AutoMQ/automq

[Enhancement] WriteAheadLog with sequentially callback

superhx opened this issue · 4 comments

Problem

Currently, BlockWALService persists data blocks in parallel, responding directly to the upper layer with success as soon as any data block is persisted, even if the previous data block has not completed persistence. Although this method provides "better" write latency, it shifts the responsibility of ensuring sequentiality to the upper layer, making the upper layer logic more complex.

Expectation

Implement a SequetialBlockWALService:

  • Provide the semantics of sequentially callback (the underlying can still be concurrent writing);
  • Through optimization of locks and models, the throughput and latency can match(or even better than) that of the original BlockWALService on Aliyun ESSD PL1 20GB 120MiB/s 2800 IOPS with write concurrency 8/16/32/64;
  • The format of the WAL needs to remain consistent with the previous one, and support the recovery logic with data holes of BlockWALService so that it can be directly replaced in the future;

@superhx Hey, after careful consideration of the current write model on my end, I've found that to retain the current parallel write model while implementing sequential callback semantics on top,
it might be more appropriate to process it at the stage after the block has been written.
image

After the block is written to the WAL, consider serializing the process of writing the record to the logCache to reduce the complexity at the upper layer.

  1. Create a single-threaded callbackExecutor.
  2. When the I/O thread completes the write, trigger the callback operation of the Request, hand over the handleAppendCallback to the callbackExecutor to complete, and perform the sequential callback within the callbackExecutor.

for example:
com.automq.stream.s3.S3Storage#append0
image

This approach can avoid concurrency control of the callbackSequencer, while also decoupling business-related operations from I/O operations: since the current I/O thread is not only responsible for writing the block but also for handling the request callback processing chain;

Potential issues: Considering under a large number of requests, processing callbacks may lead to significant processing pressure, but for now, they are all pure memory operations. If there is concern about delays in ack responses, then it is actually possible to consider designing the callbackExecutor as a multi-threaded model, routing to threads in the object thread pool based on streamId,thereby ensuring the orderliness maintained by the stream.
Alternatively, consider setting up an ack response thread pool, dedicated to handling ack requests upwards.
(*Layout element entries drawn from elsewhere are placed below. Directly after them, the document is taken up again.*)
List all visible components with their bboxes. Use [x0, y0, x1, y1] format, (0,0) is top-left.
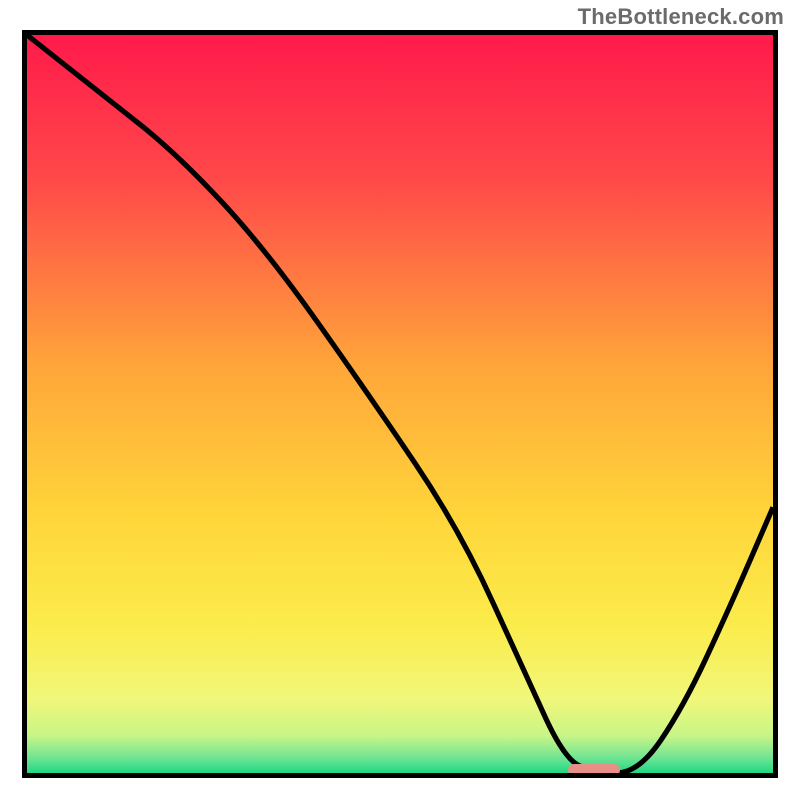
watermark-text: TheBottleneck.com	[578, 4, 784, 30]
plot-frame	[22, 30, 778, 778]
curve-svg	[27, 35, 773, 773]
optimal-marker	[568, 764, 620, 776]
bottleneck-curve	[27, 35, 773, 773]
chart-stage: TheBottleneck.com	[0, 0, 800, 800]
@CLFutureX Hi, I think you might have misunderstood @superhx's idea. In his description,

it shifts the responsibility of ensuring sequentiality to the upper layer, making the upper layer logic more complex

the "upper layer" mentioned here refers to S3Storage rather than the caller of S3Storage.

Specifically, you can see that due to the current non-sequentially callback, we have added a lot of complex logic in S3Storage, such as WALCallbackSequencer and WALConfirmOffsetCalculator. This has made the S3Storage code overly complex and difficult to maintain.

What we want to do now is to thoroughly refactor BlockWALService to make it callback sequentially, thereby reducing the complexity of S3Storage.

@CLFutureX Hi, I think you might have misunderstood @superhx's idea. In his description,

it shifts the responsibility of ensuring sequentiality to the upper layer, making the upper layer logic more complex

the "upper layer" mentioned here refers to S3Storage rather than the caller of S3Storage.

Specifically, you can see that due to the current non-sequentially callback, we have added a lot of complex logic in S3Storage, such as WALCallbackSequencer and WALConfirmOffsetCalculator. This has made the S3Storage code overly complex and difficult to maintain.

What we want to do now is to thoroughly refactor BlockWALService to make it callback sequentially, thereby reducing the complexity of S3Storage.

Ye, this will be a big project